The study is a significant application of Genomics and Metabolomics, relevant for GS Paper 3. By analyzing the lipidome (the complete profile of lipids in the body) in relation to the genome, researchers are moving towards Precision Medicine. Precision medicine tailors healthcare, with medical decisions, treatments, practices, or products being tailored to a subgroup of patients, instead of a one‐drug‐fits‐all model. Understanding that Indians have a genetic predisposition involving lower lean body mass and higher body fat percentage explains why standard global health metrics (like general BMI cutoffs) might not accurately reflect metabolic health risks for Indians. This necessitates the development of population-specific diagnostic markers and therapeutic interventions.

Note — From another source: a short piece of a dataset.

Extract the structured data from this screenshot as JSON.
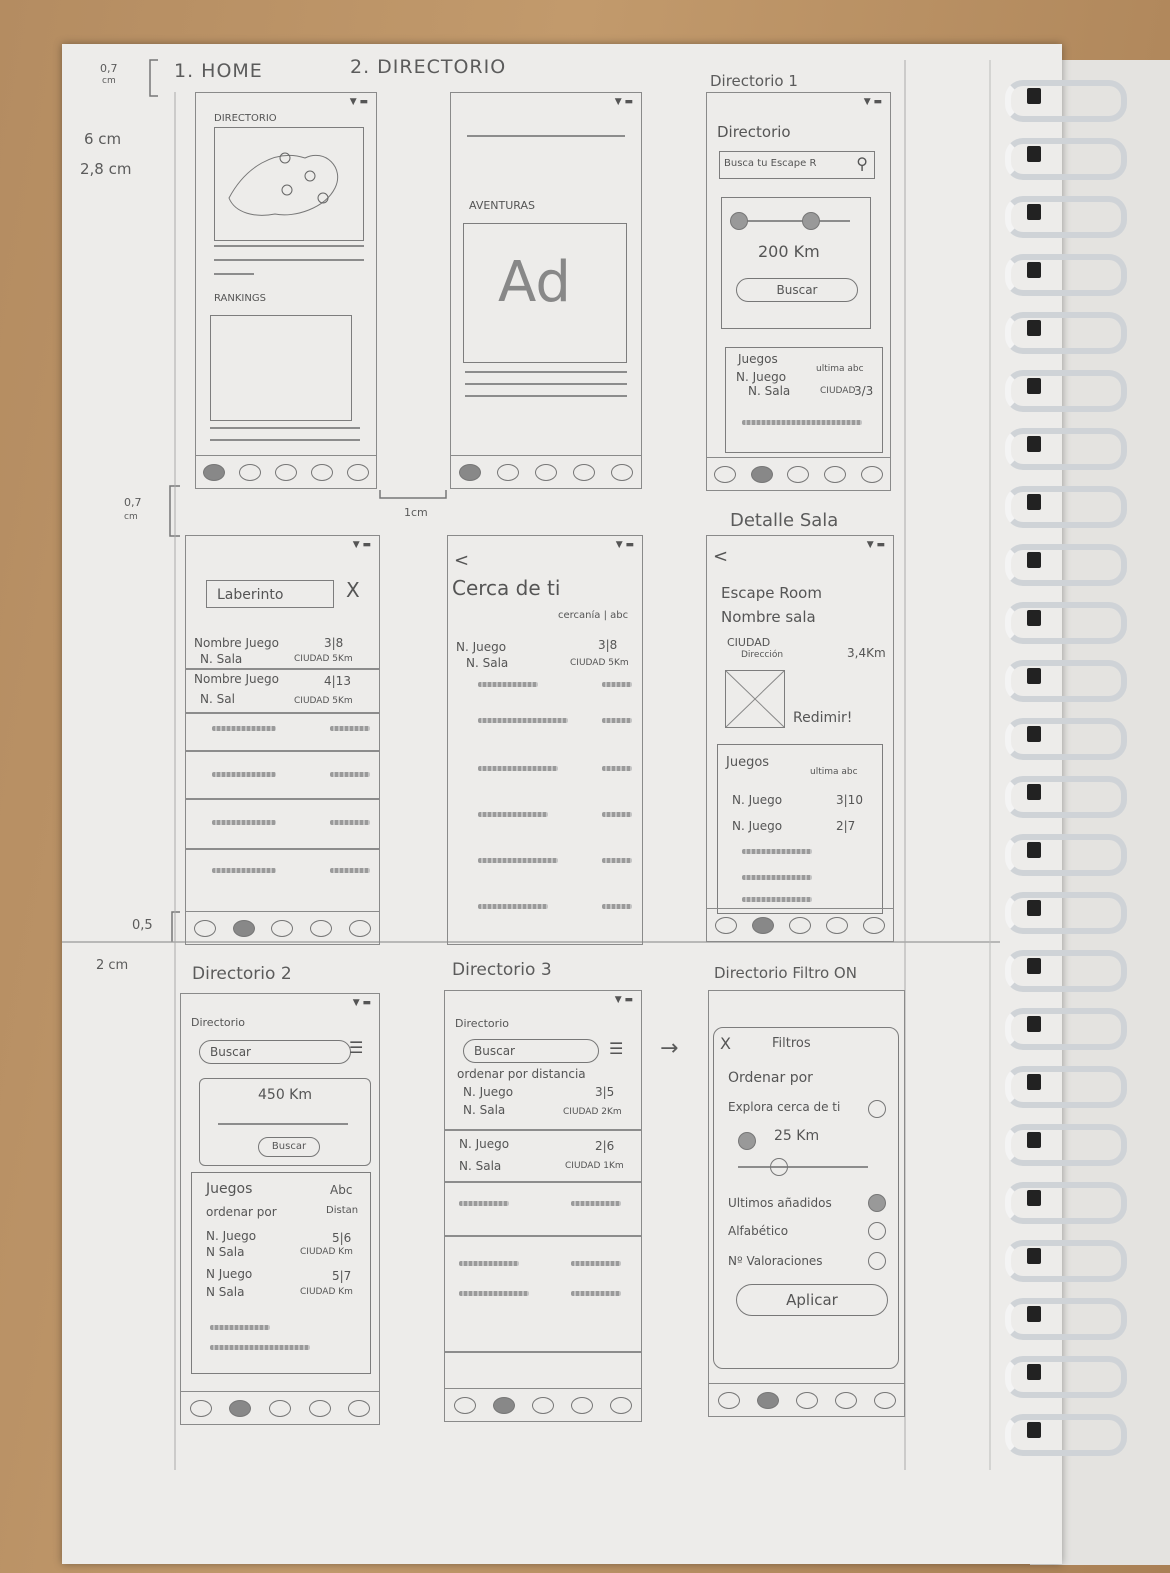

The high prevalence of cardiometabolic diseases necessitates targeted interventions by the Ministry of Health and Family Welfare. The data supports the critical need for initiatives like the National Programme for Prevention and Control of Cancer, Diabetes, Cardiovascular Diseases and Stroke (NPCDCS), which aims to integrate NCD interventions into primary healthcare. Furthermore, the findings should inform the implementation of the Ayushman Bharat scheme, particularly the establishment of Health and Wellness Centres (HWCs) focused on comprehensive primary care, including screening and management of diabetes and hypertension. Policymakers must use such localized genetic data to design more effective, culturally relevant health campaigns promoting physical activity and healthier diets to combat this genetic predisposition.